# Exhaust Manifold for 389 with 094 Heads



## y2kjammer (Dec 18, 2009)

I'm putting a 389 in my 66 Lemans. I need exhaust manifolds. I plan to use the 092 GTO Heads that I have. I prefer not to deal with headers but would like to take advantage of the heads and 068 cam I plan to put in the engine. 

I've read here that the prefered exhaust manifold is the Ram lll's.

On Ebay a guy was selling his RAM lll's from a '68 because "My problem is that the left side will not fit my 1966 GTO. I doubt they will work on 1967 either. The PN# are 9777642 and 9791637". 

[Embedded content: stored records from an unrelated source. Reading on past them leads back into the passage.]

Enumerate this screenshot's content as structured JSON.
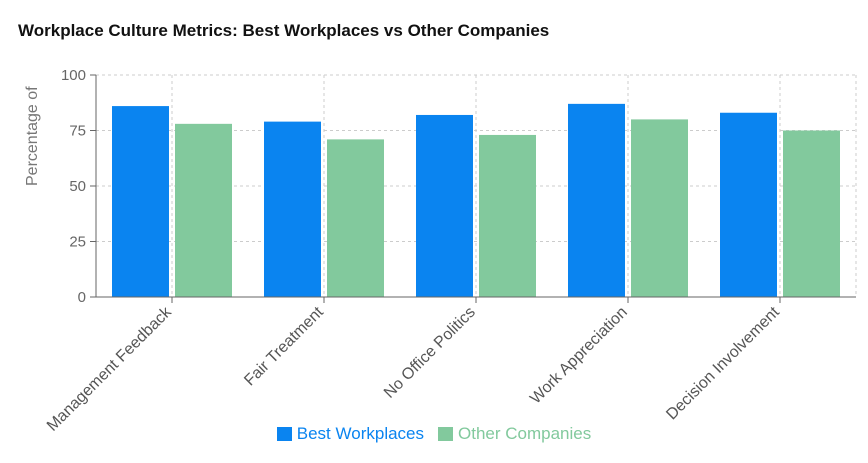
{
  "chart_data": {
    "type": "bar",
    "title": "Workplace Culture Metrics: Best Workplaces vs Other Companies",
    "ylabel": "Percentage of",
    "xlabel": "",
    "ylim": [
      0,
      100
    ],
    "yticks": [
      0,
      25,
      50,
      75,
      100
    ],
    "grid": true,
    "legend_position": "bottom",
    "categories": [
      "Management Feedback",
      "Fair Treatment",
      "No Office Politics",
      "Work Appreciation",
      "Decision Involvement"
    ],
    "series": [
      {
        "name": "Best Workplaces",
        "color": "#0a84f0",
        "values": [
          86,
          79,
          82,
          87,
          83
        ]
      },
      {
        "name": "Other Companies",
        "color": "#82c99d",
        "values": [
          78,
          71,
          73,
          80,
          75
        ]
      }
    ]
  }
}
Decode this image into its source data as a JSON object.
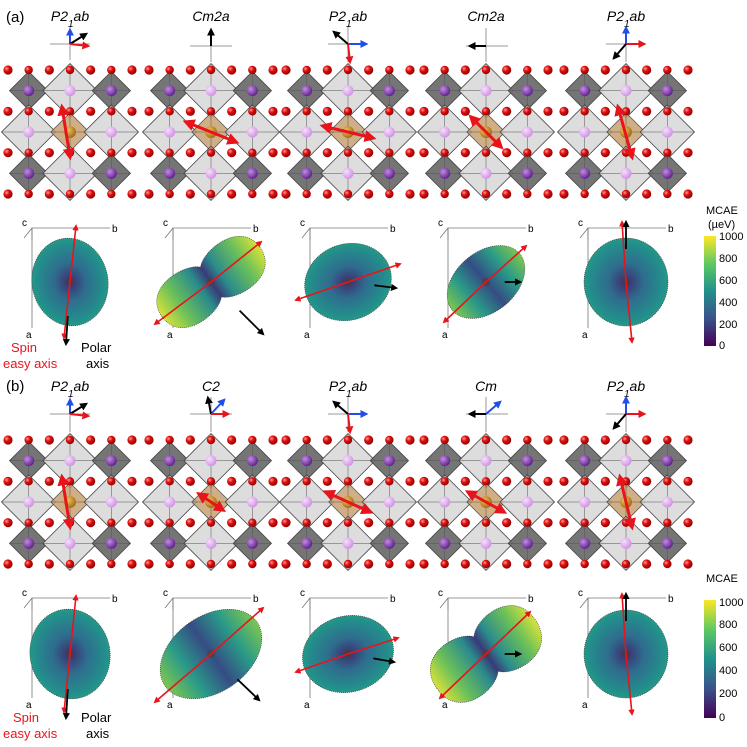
{
  "panels": [
    {
      "label": "(a)",
      "groups": [
        {
          "main": "P2",
          "sub": "1",
          "rest": "ab"
        },
        {
          "main": "Cm2a",
          "sub": "",
          "rest": ""
        },
        {
          "main": "P2",
          "sub": "1",
          "rest": "ab"
        },
        {
          "main": "Cm2a",
          "sub": "",
          "rest": ""
        },
        {
          "main": "P2",
          "sub": "1",
          "rest": "ab"
        }
      ],
      "colorbar": {
        "title_line1": "MCAE",
        "title_line2": "(µeV)",
        "ticks": [
          "1000",
          "800",
          "600",
          "400",
          "200",
          "0"
        ]
      }
    },
    {
      "label": "(b)",
      "groups": [
        {
          "main": "P2",
          "sub": "1",
          "rest": "ab"
        },
        {
          "main": "C2",
          "sub": "",
          "rest": ""
        },
        {
          "main": "P2",
          "sub": "1",
          "rest": "ab"
        },
        {
          "main": "Cm",
          "sub": "",
          "rest": ""
        },
        {
          "main": "P2",
          "sub": "1",
          "rest": "ab"
        }
      ],
      "colorbar": {
        "title_line1": "MCAE",
        "title_line2": "(µeV)",
        "ticks": [
          "1000",
          "800",
          "600",
          "400",
          "200",
          "0"
        ]
      }
    }
  ],
  "axes_labels": {
    "a": "a",
    "b": "b",
    "c": "c"
  },
  "legend": {
    "spin_line1": "Spin",
    "spin_line2": "easy axis",
    "polar_line1": "Polar",
    "polar_line2": "axis"
  },
  "colors": {
    "spin_arrow": "#e8141b",
    "polar_arrow": "#000000",
    "axis_blue": "#1f4ee8",
    "octahedron_dark": "#6e6e6e",
    "octahedron_light": "#e3e3e3",
    "octahedron_center": "#c9a272",
    "oxygen": "#e01010",
    "cation_dark": "#7a3aa8",
    "cation_light": "#dba6ea",
    "colormap": [
      "#440154",
      "#3b528b",
      "#21918c",
      "#5ec962",
      "#fde725"
    ]
  }
}
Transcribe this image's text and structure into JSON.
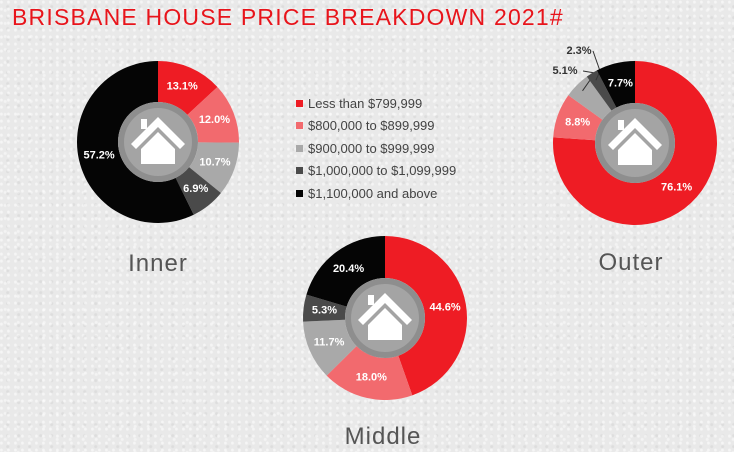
{
  "title": "BRISBANE HOUSE PRICE BREAKDOWN 2021#",
  "colors": [
    "#ee1c24",
    "#f26a6e",
    "#a9a9a9",
    "#4a4a4a",
    "#050505"
  ],
  "legend": [
    "Less than $799,999",
    "$800,000 to $899,999",
    "$900,000 to $999,999",
    "$1,000,000 to $1,099,999",
    "$1,100,000 and above"
  ],
  "chart_data": [
    {
      "type": "pie",
      "title": "Inner",
      "categories": [
        "Less than $799,999",
        "$800,000 to $899,999",
        "$900,000 to $999,999",
        "$1,000,000 to $1,099,999",
        "$1,100,000 and above"
      ],
      "values": [
        13.1,
        12.0,
        10.7,
        6.9,
        57.2
      ],
      "labels": [
        "13.1%",
        "12.0%",
        "10.7%",
        "6.9%",
        "57.2%"
      ]
    },
    {
      "type": "pie",
      "title": "Middle",
      "categories": [
        "Less than $799,999",
        "$800,000 to $899,999",
        "$900,000 to $999,999",
        "$1,000,000 to $1,099,999",
        "$1,100,000 and above"
      ],
      "values": [
        44.6,
        18.0,
        11.7,
        5.3,
        20.4
      ],
      "labels": [
        "44.6%",
        "18.0%",
        "11.7%",
        "5.3%",
        "20.4%"
      ]
    },
    {
      "type": "pie",
      "title": "Outer",
      "categories": [
        "Less than $799,999",
        "$800,000 to $899,999",
        "$900,000 to $999,999",
        "$1,000,000 to $1,099,999",
        "$1,100,000 and above"
      ],
      "values": [
        76.1,
        8.8,
        5.1,
        2.3,
        7.7
      ],
      "labels": [
        "76.1%",
        "8.8%",
        "5.1%",
        "2.3%",
        "7.7%"
      ]
    }
  ]
}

Is there really a problem fitting the RAM lll's to a 389 in a 66? If so does anyone have a suggestion on what I might want to use? 

Thanks!


----------



## FNG69 (Nov 15, 2009)

When you look them up at www.ramairrestoration.com they are billed 64-66 then 68-72 a-body. My gut tells me to stay with the 64-66 ones cause I think it's engine fit and not just head fit. I would call Ram Air and ask them before making a decision!! That's what I am running on my 64, and I am very happy!! Les


----------



## allpawl66 (May 9, 2008)

How about just regular standard manifolds ? If you need a cheap set let me know .


----------



## y2kjammer (Dec 18, 2009)

allpawl66 said:


> How about just regular standard manifolds ? If you need a cheap set let me know .


Thanks. I would be interested in a set. I can use them now to get the engine project on track and be ready to install. If I have money...I can always upgrade later if I need more performance. Where are you located? I'm in the Lansing area in Michigan.


----------